Effects of Mixing Hippophae rhamnoides and Pinus tabuliformis on Ecosystem Carbon, Nitrogen, and Phosphorus Sequestration and Storage Capacity in the Loess Hilly Region, China

Abstract

Mixed forests created by incorporating nitrogen-fixing tree species offer enhanced ecological advantages compared with forests consisting of only one type of tree species. These benefits include habitat rehabilitation and the promotion of biodiversity. Nevertheless, the impact of introducing nitrogen-fixing tree species on ecosystem carbon (C), nitrogen (N), and phosphorus (P) sequestration and storage capacity in the Loess Plateau of China remains inadequately explored. To examine changes in the sequestration and storage capacity of ecosystem C, N, and P, the mixed plantations of P. tabulaeformis and H. rhamnoides (HrPt) were selected as the research object, and the pure plantations of H. rhamnoides (Hr) and P. tabulaeformis (Pt) were selected as the control.

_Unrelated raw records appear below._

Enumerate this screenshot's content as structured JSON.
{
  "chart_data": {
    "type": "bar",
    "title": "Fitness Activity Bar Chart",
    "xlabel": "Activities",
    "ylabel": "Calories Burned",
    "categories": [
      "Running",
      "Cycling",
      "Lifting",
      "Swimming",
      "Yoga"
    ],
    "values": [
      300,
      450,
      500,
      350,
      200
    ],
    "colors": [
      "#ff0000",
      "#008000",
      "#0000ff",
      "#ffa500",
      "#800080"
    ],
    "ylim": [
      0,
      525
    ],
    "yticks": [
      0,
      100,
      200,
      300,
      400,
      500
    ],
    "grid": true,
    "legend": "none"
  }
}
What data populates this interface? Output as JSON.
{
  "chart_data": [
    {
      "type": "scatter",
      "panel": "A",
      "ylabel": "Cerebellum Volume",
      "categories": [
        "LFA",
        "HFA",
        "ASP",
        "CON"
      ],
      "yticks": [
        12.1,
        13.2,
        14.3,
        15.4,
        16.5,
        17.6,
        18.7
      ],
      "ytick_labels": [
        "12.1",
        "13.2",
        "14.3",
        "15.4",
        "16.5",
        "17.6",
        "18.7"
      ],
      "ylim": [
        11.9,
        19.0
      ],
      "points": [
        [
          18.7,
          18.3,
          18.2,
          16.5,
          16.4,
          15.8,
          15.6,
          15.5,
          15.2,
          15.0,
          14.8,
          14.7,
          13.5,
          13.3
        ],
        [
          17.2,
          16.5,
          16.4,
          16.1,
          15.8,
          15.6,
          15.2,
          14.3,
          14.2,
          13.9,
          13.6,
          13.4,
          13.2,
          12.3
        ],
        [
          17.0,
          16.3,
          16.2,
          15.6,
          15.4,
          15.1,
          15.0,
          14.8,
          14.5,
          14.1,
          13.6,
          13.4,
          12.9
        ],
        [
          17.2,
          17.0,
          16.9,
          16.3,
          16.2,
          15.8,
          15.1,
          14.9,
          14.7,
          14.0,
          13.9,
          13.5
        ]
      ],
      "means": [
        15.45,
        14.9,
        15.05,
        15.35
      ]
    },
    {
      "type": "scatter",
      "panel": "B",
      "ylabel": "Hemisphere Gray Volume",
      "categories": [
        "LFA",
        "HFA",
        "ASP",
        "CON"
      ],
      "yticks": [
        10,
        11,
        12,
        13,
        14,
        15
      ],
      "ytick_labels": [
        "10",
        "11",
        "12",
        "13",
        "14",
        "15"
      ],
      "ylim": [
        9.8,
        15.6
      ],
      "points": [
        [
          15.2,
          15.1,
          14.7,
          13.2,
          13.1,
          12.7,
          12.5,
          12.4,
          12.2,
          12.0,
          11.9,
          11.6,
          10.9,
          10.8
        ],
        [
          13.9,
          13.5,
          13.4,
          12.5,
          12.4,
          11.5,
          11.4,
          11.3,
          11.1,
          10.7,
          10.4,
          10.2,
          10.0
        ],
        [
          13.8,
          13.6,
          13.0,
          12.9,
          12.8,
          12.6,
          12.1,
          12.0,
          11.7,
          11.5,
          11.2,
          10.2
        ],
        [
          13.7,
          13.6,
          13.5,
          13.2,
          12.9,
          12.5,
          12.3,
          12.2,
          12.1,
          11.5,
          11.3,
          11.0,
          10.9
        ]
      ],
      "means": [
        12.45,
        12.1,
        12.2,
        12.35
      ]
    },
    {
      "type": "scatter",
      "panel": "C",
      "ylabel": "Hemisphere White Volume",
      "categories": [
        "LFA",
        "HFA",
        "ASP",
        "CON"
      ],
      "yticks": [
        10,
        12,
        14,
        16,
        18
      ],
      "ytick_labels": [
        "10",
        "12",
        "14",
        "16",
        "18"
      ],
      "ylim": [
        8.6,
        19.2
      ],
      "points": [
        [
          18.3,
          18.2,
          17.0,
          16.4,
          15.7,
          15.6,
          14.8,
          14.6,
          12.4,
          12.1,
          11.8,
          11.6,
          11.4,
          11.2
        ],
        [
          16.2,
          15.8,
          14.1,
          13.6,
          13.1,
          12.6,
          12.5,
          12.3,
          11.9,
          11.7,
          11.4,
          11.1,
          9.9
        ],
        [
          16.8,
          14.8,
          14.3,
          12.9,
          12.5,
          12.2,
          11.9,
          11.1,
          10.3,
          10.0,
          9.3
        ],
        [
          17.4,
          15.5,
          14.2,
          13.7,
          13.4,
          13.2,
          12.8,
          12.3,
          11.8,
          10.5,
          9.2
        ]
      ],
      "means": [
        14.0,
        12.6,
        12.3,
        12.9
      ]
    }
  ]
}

The results indicated that in comparison to the pure forest, the ecosystem in HrPt significantly increased C and N stocks but decreased P stocks. In addition, C, N, and P stocks in the soil layer accounted for more than 60% of the C, N, and P stocks in the pure and mixed forest ecosystems compared with the vegetation layer. Moreover, HrPt significantly improved ecosystem C and N sequestration rates relative to the pure forest but decreased P sequestration rates. Furthermore, the soil physicochemical properties can be inferred from the redundancy analysis showing 66.79% and 0.06% in Hr, 44.84% and 0.06% in Pt, as well as 44.28% and 0.04% in HrPt, respectively. In conclusion, compared with the pure forest, the introduction of N-fixing tree species was more conducive to the accumulation of C and N. The results offer substantial significance for the scientific guidance of vegetation restoration in degraded landscapes and the stewardship of mixed forests in the Loess Hilly Region, providing essential data for nutrient storage in ecosystems.